Ten or eleven years ago, I was at a party at a friend's house, a fellow by the name of Paul. Paul was a psychologist, and so it was no surprise that many of his guests were also psychologists. Upon introducing me to one fellow, Paul made a point of telling the guy that I had a degree in anthropology, focused in archaeology - I noticed Paul's grin, but didn't know quite what it meant at first.
The fellow to whom Paul had introduced me spent a few minutes conversing with me about various odds and ends, before he paused, and then asked "so, Mr. archaeology, what's the origin of religion?"
"well," I started to answer, "what aspect of religion are we talking about?"
He got a sadistic grin on his face and said "Oh no, you're not going to weasel out of this one! What is the origin of religion?"
I attempted to explain that religion is a rather complicated phenomenon, that different aspects of it likely had different origins, and that what we call religion today is simply the amalgamation of all of these aspects into the various belief systems that hover around our cultures, and therefore it wasn't possible to answer his question without breaking it down into several more specific questions. Again, I attempted to explain this, but he kept interrupting me and claiming that I was trying to "weasel out" of an answer.
Finally he stopped and said, in the most condescending tones I have ever heard come out of a mental health professional, "I know what the origin of religion is, and I can tell you."

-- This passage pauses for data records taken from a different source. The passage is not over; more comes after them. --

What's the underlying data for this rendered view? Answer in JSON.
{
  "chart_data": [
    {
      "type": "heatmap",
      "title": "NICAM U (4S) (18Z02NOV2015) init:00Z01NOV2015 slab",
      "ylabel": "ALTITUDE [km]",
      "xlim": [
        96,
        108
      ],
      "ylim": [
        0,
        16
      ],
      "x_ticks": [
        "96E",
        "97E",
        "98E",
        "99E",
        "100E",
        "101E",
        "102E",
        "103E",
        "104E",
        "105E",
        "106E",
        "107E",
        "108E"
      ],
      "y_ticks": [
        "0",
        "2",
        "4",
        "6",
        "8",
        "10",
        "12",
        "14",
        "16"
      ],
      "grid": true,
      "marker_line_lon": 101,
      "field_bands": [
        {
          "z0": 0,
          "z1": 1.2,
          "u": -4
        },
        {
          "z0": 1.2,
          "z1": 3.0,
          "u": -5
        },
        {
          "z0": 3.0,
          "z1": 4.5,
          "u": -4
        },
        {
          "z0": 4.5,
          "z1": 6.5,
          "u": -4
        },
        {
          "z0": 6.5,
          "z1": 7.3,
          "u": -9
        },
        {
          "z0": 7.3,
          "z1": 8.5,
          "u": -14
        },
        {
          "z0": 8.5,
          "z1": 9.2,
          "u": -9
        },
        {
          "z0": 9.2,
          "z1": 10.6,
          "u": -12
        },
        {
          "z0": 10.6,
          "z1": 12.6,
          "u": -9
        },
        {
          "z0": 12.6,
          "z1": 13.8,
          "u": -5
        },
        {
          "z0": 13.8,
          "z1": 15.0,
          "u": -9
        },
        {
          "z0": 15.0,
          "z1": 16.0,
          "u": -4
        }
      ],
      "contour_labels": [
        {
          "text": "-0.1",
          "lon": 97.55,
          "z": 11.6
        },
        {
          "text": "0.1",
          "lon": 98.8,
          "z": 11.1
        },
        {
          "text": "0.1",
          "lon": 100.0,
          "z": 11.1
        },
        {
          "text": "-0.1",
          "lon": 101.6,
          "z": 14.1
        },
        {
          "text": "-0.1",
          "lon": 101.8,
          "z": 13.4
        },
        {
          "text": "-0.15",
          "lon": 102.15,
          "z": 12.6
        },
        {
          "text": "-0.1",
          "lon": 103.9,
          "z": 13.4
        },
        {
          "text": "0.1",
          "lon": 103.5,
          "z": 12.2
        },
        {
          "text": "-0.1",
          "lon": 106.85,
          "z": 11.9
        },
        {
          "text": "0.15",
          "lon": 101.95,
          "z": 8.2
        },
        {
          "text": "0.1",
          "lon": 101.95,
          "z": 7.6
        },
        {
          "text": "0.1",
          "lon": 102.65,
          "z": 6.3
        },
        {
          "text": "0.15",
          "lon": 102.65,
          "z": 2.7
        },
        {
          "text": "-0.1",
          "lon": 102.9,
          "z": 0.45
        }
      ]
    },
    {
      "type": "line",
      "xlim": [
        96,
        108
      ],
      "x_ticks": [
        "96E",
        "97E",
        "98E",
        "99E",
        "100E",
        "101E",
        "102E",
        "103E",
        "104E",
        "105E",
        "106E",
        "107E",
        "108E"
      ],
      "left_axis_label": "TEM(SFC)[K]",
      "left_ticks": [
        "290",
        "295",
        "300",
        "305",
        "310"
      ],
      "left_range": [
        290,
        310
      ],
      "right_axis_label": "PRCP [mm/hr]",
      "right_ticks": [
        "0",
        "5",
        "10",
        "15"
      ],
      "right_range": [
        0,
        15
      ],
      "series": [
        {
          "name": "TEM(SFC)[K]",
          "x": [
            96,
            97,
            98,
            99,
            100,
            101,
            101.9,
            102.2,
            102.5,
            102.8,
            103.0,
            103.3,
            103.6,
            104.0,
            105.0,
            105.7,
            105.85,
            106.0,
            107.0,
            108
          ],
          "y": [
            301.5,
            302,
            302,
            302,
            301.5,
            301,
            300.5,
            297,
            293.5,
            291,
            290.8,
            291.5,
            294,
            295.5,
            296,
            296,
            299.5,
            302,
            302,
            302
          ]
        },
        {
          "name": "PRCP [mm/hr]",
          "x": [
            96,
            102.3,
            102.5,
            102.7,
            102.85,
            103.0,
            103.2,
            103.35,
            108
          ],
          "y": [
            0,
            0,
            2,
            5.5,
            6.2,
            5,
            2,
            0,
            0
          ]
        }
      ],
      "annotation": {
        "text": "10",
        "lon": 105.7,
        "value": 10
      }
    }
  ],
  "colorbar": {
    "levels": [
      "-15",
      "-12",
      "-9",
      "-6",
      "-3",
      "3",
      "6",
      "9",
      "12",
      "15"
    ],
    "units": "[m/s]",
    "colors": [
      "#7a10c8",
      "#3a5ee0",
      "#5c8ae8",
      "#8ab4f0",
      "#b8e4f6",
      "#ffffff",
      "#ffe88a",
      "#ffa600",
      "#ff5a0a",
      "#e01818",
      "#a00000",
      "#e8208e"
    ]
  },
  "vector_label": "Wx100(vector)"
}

"Yeah, it's pretty damn simple. See, one person with schizophrenia begins to hear voices, and decides that this must be god, so he goes on to tell someone else, who then tells another person that the first guy is hearing god, and it keeps going until the schizophrenic is a priest or a prophet, and everyone thinks that he's hearing god."
This sort of explanation for the origins of religion is common amongst the non-believers, but it is deeply flawed. I would have tried to point out the problems with it to this guy, but given his behavior up to that point, it was pretty clear that he wouldn't bother listening - he knew the answer (even if it was wrong) and plainly didn't want anyone trying to change his mind with inconvenient things like facts and evidence.
Still, his assertion had a number of problems. The first problem is simply that the notion of a god (or gods) has to come from somewhere before A) a schizophrenic can interpret hearing voices as being communications from a god, and B) people other than the schizophrenic can accept that the notion that a god is speaking through someone is a plausible thing. The psychologist Bruce Hood argues that a belief in spirits that animate the world is due to the way that our brains are designed, that (whe lacking materialistic explanations or sometimes in spite of materialistic explanations) we naturally see agency and therefore intelligence in the inanimate. This may be true, but if it is, then beliefs in gods and spirits would rise naturally from physically/psychologically normal people, no need for schizophrenia or any other forms of mental illness. So, if Bruce Hood is correct (and I think he makes some compelling arguments) this renders schizophrenia unnecessary for the formation of the supernatural beliefs that are the basis for most religious systems.
Another problem is that, on those occasions where it has been possible to examine shamans, which are probably our best analogy for the earliest clergy, for mental illness, the results have been decidedly mixed. Some studies have found that they exhibit signs of various mental illnesses, while others indicate that they are either no more likely to suffer mental illness than the average person, or even less likely do to careful screening by the elder shamans. What are we to make of this? Well, likely, this means that whether mental illness is a boon or a block to becoming a shaman is dependent on the culture in question, and we have absolutely no way of knowing which it was in the earliest of human cultures. So, while the first problem makes mental illness unnecessary for the origin of religion, this one makes it untestable, and makes the party-goers explanation an increasingly tenous "just-so" story.
Also, this fellow's explanation ignores the rather inconvenient fact that most religions provide a social code that is rather specific to the conditions of that society, and in most pre-literate societies these codes are maleable based on current conditions. Even if the belief in the supernatural were due to a mental illness, it wouldn't change the fact that by the time it becomes religion, complete with the trappings thereof, it has been heavily modified to suit the needs of society, or at least the desires of the society's louder voices.
So, the notion that religion began simply as a schizophrenic's ravings are untestable at best, and rather spurious. And understand, I am not an apologist for religion - if you click the tags on the side bar for "atheism" or "religion" you will quickly see my views on the subject - but that doesn't change the fact that I have a serious problem with people pushing their pet hypotheses without bothering to look at evidence. To be fair, this guy dealt with mental illness for a living, so it's no surprise that this is the first place that he would think to look, but that doesn't excuse the fact that it is also the only place that he was willing to look.